City, University of London - Music Department
The Department of Music at City, University of London is delighted to welcome you to the Inaugural Lecture of Professor Miguel Mera
Tuesday 8th October 2019, 6.30pm
Performance Space, College Building, City, University of London, Northampton Square, EC1V 4PG
Free to attend and all welcome
Refreshments will be served from 6pm and the lecture will be followed by a drinks reception.
Advance booking requested for catering purposes: https://www.city.ac.uk/events/2019/october/screen-music-and-the-question-of-originality-miguel-mera
Abstract:
Screen Music and the Question of Originality
What do we mean when we talk about original music? According to the philosopher Theodore Gracyck all music is, in some way, derivative of other music and the degree of ‘originality’ is as much a matter of aesthetic as historical judgment. Equally though, certain historical perceptions of originality have particularly dogged screen music. The symbiotic relationship between music and visuals has often suffered at the expense of a false notion of intrinsic originality embedded purely within musical material. In this presentation I argue that we will not have engaged with the ontology of screen music until we fully understand where its originality can be found. I also challenge some of the perceptual frameworks that characterize the creation of something from nothing as innately more valuable and original than the rearrangement of existing parts. A focus on scores that have been nominated for or disqualified from the Academy Awards will show how the conflicted idea of originality has reflected changing professional and socio-historical values and has flowed through a series of different naming conventions. Recent film examples—such as The Artist (2011), Birdman (2014), The Hateful Eight (2015), and There Will be Blood (2007)—will also illustrate some of the complex territories in which screen music’s disputed notions of originality operate. Ultimately, this presentation aims to consider ways in which the thorny concept of originality is perceived within screen music and to reflect on the implications of this problematization for wider cultural production.

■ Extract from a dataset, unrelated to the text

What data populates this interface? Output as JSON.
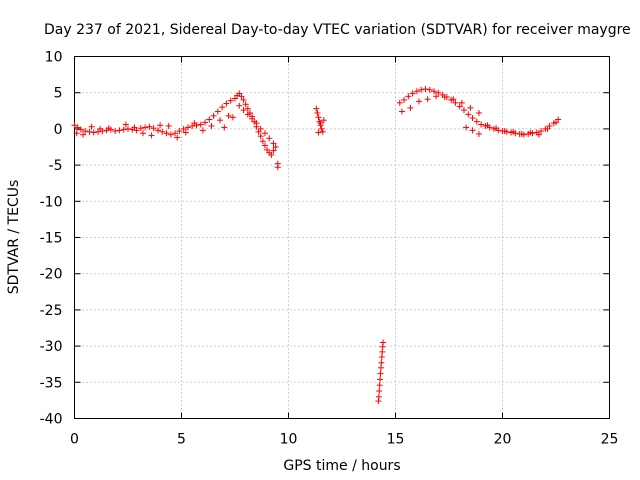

Miguel Mera is Professor of Music and Associate Dean (Research and Enterprise) in the School of Arts and Social Sciences at City, University of London. He is a composer of music for the moving image and a musicologist. His film and television music has been broadcast around the world. Miguel is also the author of European Film Music (2006), Mychael Danna's The Ice Storm: A Film Score Guide (2007), and co-editor of The Routledge Companion to Screen Music and Sound (2017). He serves on the editorial boards of The Journal of the Royal Musical Association, The Journal of Film Music, Music, Sound and the Moving Image, Music and the Moving Image, and The Soundtrack.